Afterward, we had a open-invite backyard fire with snacks and drinks – most of our friends and cousins were out of town and a lot of them came to that, so we had the best of both worlds.
Post # 12
ugh, wedding traditions are so frustrating… especially with all the “additional events” that go along with it. People EXPECT a rehearsal dinner, but is it really all that necessary? And are you rude not to invite everyone who traveled from out of town? What if the majority of your guests are from out of town (thats basically a pre-wedding reception at that point)?
I love the idea of a more casual event. We are going to be planning a casual ceremony in our backyard, so we will probably do dinner with our parents/siblings/my kids beforehand (either order some BBQ to be delivered or hit a restaurant), a quick walkthrough of how the ceremony will go, and then invite all the rest of our guests over for some smores/booze in the backyard. That satisfies the “you’ve come from a long way and everyone wants to see each other, welcome to our wedding” requirement, without forcing us to have a huge sit-down dinner and invite everyone.
I think you do what makes you comfortable – wedding traditions are slowly but surely changing, and you’d be helping the rest of us overhaul the outdated and overly expensive wedding process 🙂
ENJOY YOUR DAY 🙂
Post # 13
Taking your parents out to dinner is enough, you don’t need to invite aunts, uncles or anyone else. If they want to get together with the rest of the family then they can arrange to have lunch, dinner or drinks with them separately. If you want to hang out with your friends then do that. This is your wedding so make arrangements that suit yourselves.
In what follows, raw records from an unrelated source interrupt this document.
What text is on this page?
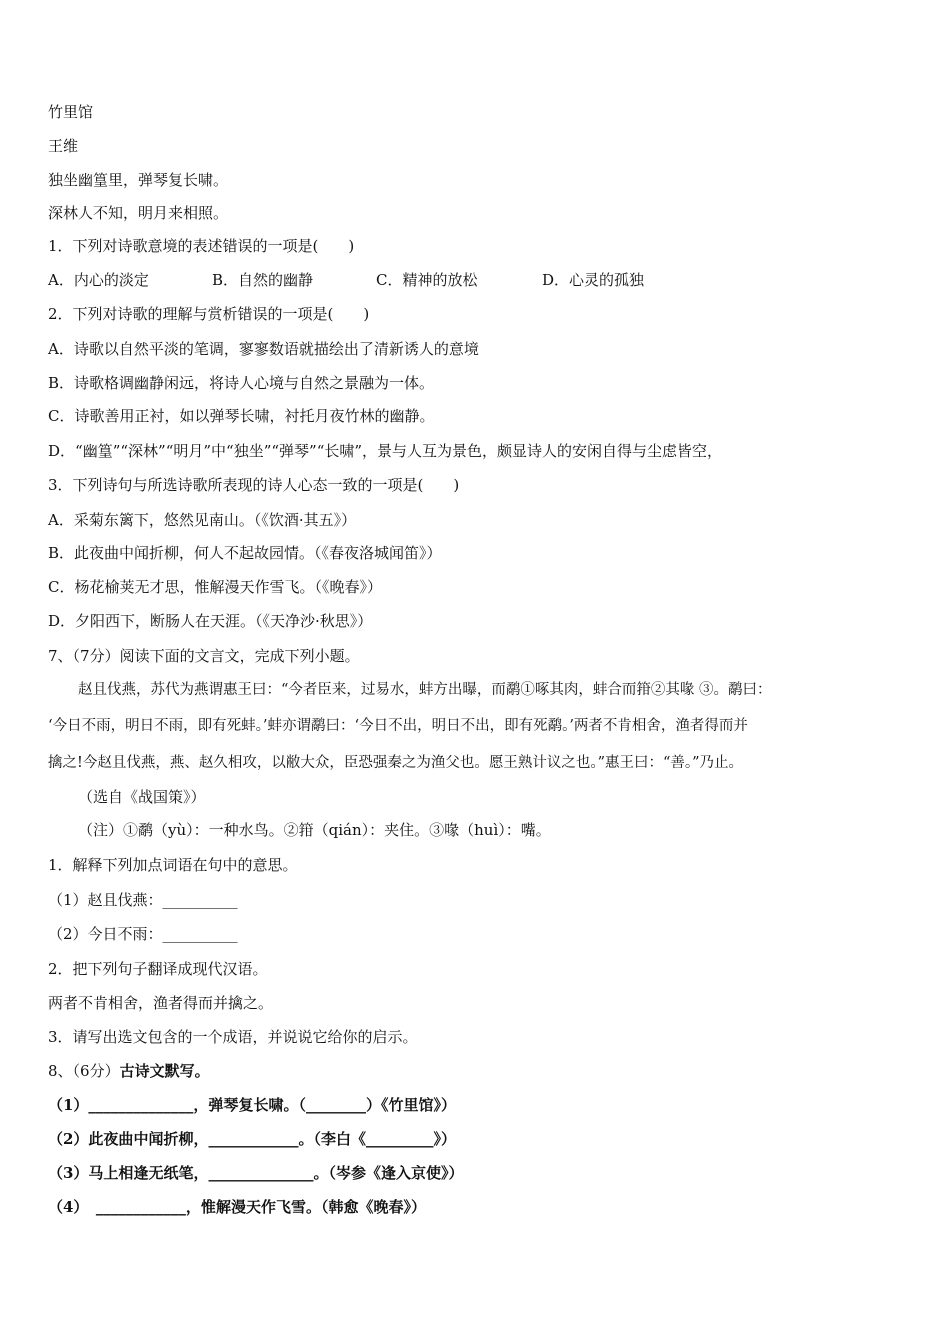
竹里馆
王维
独坐幽篁里，弹琴复长啸。
深林人不知，明月来相照。
1．下列对诗歌意境的表述错误的一项是(　　)
A．内心的淡定	B．自然的幽静	C．精神的放松	D．心灵的孤独
2．下列对诗歌的理解与赏析错误的一项是(　　)
A．诗歌以自然平淡的笔调，寥寥数语就描绘出了清新诱人的意境
B．诗歌格调幽静闲远，将诗人心境与自然之景融为一体。
C．诗歌善用正衬，如以弹琴长啸，衬托月夜竹林的幽静。
D．“幽篁”“深林”“明月”中“独坐”“弹琴”“长啸”，景与人互为景色，颇显诗人的安闲自得与尘虑皆空，
3．下列诗句与所选诗歌所表现的诗人心态一致的一项是(　　)
A．采菊东篱下，悠然见南山。（《饮酒·其五》）
B．此夜曲中闻折柳，何人不起故园情。（《春夜洛城闻笛》）
C．杨花榆荚无才思，惟解漫天作雪飞。（《晚春》）
D．夕阳西下，断肠人在天涯。（《天净沙·秋思》）
7、（7分）阅读下面的文言文，完成下列小题。
赵且伐燕，苏代为燕谓惠王曰：“今者臣来，过易水，蚌方出曝，而鹬①啄其肉，蚌合而箝②其喙 ③。鹬曰：
‘今日不雨，明日不雨，即有死蚌。’蚌亦谓鹬曰：‘今日不出，明日不出，即有死鹬。’两者不肯相舍，渔者得而并
擒之!今赵且伐燕，燕、赵久相攻，以敝大众，臣恐强秦之为渔父也。愿王熟计议之也。”惠王曰：“善。”乃止。
（选自《战国策》）
（注）①鹬（yù）：一种水鸟。②箝（qián）：夹住。③喙（huì）：嘴。
1．解释下列加点词语在句中的意思。
（1）赵且伐燕：__________
（2）今日不雨：__________
2．把下列句子翻译成现代汉语。
两者不肯相舍，渔者得而并擒之。
3．请写出选文包含的一个成语，并说说它给你的启示。
8、（6分）古诗文默写。
（1）______________，弹琴复长啸。（________）《竹里馆》）
（2）此夜曲中闻折柳，____________。（李白《_________》）
（3）马上相逢无纸笔，______________。（岑参《逢入京使》）
（4）　____________，惟解漫天作飞雪。（韩愈《晚春》）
If your mother suggests again that you change your plans just tell her you’re keeping things exactly as they are and you’ll see other family members on the wedding day.
Post # 14
This is what we did as well and it was a lot of fun!
Post # 15
@katebluestone: I dont see how it is tied to the wedding.
They are already going to have a rehearsal with their parents a couple days before and take them to dinner which is their rehearsal dinner. That is tied to the wedding.
Welcome parties are absolutely not required. Likewise, not hosting additional parties for out of town guests above and beyond your wedding is absolutely NOT RUDE. There is no requirement to do that.
Just because people are in town beforehand for the wedding doesnt make everything you do in that time frame “a wedding event”. People still have to eat. Mutually deciding with your friends to go out to eat or grab a drink or even just hanging out at a bar and saying “we will be hanging out here if you want to swing by since you are in town” isn’t inherently a wedding event just because it happens the day before a wedding. If everyone was in town for a class reunion or Christmas and you say “let’s grab a burger while we’re all in town” doesnt make that a sponsored class reunion event or Christmas celebration.
Now one can decide to make such a thing a “wedding event” and then it that case it should be open to everyone who wants to join in and should be hosted. But since it sounds like all she wants to do is hit up happy hour with her friends and hang out, the easiest way to do that is stop treating it like a wedding event and go hang out a bar just like you would do with your friends the other 364 days of the year and stop running the plans by mommy as if it was part of the wedding.